LoongRL:面向长上下文高级推理的强化学习
LoongRL:Reinforcement Learning for Advanced Reasoning over Long Contexts
October 22, 2025
作者: Siyuan Wang, Gaokai Zhang, Li Lyna Zhang, Ning Shang, Fan Yang, Dongyao Chen, Mao Yang
cs.AI
摘要
长上下文推理对于大型语言模型至关重要。尽管强化学习(RL)通过激发思维链中的“顿悟”时刻增强了短上下文推理能力,但长上下文推理所需的高级思维模式仍未被充分探索,且高难度的RL数据稀缺。本文提出LoongRL,一种数据驱动的RL方法,用于高级长上下文推理。LoongRL的核心是KeyChain,这是一种合成方法,通过插入UUID链将短多跳问答转化为高难度的长上下文任务,将真实问题隐藏于大量干扰文档中。解决这些任务要求模型逐步追踪正确链条,识别真实问题,检索相关事实并基于其进行推理以给出正确答案。在KeyChain数据上的RL训练催生了一种计划-检索-推理-复查的推理模式,该模式在训练长度之外展现出良好的泛化能力。在16K长度上训练的模型能有效解决128K任务,而无需承担全长度RL展开的高昂成本。在Qwen2.5-7B和14B上,LoongRL显著提升了长上下文多跳问答的准确率,分别实现了+23.5%和+21.1%的绝对增益。由此得到的LoongRL-14B模型得分达到74.2,与更大规模的前沿模型如o3-mini(74.5)和DeepSeek-R1(74.9)相媲美。此外,它还提升了长上下文检索能力,通过了所有128K“大海捞针”压力测试,并保留了短上下文推理能力。
English
Reasoning over long contexts is essential for large language models. While
reinforcement learning (RL) enhances short-context reasoning by inducing "Aha"

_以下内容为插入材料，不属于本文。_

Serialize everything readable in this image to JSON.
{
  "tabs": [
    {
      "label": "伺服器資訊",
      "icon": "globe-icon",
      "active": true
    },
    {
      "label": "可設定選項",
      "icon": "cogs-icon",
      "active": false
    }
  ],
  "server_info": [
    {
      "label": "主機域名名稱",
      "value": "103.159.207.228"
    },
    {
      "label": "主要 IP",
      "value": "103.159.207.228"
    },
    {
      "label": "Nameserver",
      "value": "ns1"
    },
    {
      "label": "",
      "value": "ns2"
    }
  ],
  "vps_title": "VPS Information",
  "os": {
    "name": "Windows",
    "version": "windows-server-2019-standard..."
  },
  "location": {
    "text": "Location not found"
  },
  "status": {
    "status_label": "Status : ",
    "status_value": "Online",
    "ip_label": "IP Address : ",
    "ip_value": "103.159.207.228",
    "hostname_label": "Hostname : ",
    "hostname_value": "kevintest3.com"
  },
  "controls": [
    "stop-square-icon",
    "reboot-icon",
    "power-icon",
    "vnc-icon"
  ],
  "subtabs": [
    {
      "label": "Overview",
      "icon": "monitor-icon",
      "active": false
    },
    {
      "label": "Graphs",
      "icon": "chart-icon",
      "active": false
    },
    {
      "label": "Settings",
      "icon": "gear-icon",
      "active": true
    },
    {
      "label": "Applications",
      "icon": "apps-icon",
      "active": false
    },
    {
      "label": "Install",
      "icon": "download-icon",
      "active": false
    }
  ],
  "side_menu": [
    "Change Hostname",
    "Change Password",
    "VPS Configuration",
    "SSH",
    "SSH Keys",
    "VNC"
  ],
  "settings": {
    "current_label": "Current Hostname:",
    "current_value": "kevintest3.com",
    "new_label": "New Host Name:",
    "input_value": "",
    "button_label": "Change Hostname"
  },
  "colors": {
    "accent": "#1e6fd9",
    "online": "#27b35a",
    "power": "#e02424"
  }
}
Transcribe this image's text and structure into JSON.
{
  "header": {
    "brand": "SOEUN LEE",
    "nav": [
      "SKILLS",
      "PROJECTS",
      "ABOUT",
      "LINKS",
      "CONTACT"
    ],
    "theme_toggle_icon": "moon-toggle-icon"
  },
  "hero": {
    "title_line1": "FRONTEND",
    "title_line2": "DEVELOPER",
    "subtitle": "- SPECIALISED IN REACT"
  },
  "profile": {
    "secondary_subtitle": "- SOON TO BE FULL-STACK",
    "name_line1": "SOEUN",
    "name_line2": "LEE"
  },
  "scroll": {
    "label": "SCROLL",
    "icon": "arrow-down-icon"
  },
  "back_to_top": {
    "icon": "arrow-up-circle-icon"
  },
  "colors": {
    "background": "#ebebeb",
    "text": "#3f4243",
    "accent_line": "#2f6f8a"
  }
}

moments in chain-of-thought, the advanced thinking patterns required for
long-context reasoning remain largely unexplored, and high-difficulty RL data
are scarce. In this paper, we introduce LoongRL, a data-driven RL method for
advanced long-context reasoning. Central to LoongRL is KeyChain, a synthesis
approach that transforms short multi-hop QA into high-difficulty long-context
tasks by inserting UUID chains that hide the true question among large
collections of distracting documents. Solving these tasks requires the model to
trace the correct chain step-by-step, identify the true question, retrieve
relevant facts and reason over them to answer correctly. RL training on
KeyChain data induces an emergent plan-retrieve-reason-recheck reasoning
pattern that generalizes far beyond training length. Models trained at 16K
effectively solve 128K tasks without prohibitive full-length RL rollout costs.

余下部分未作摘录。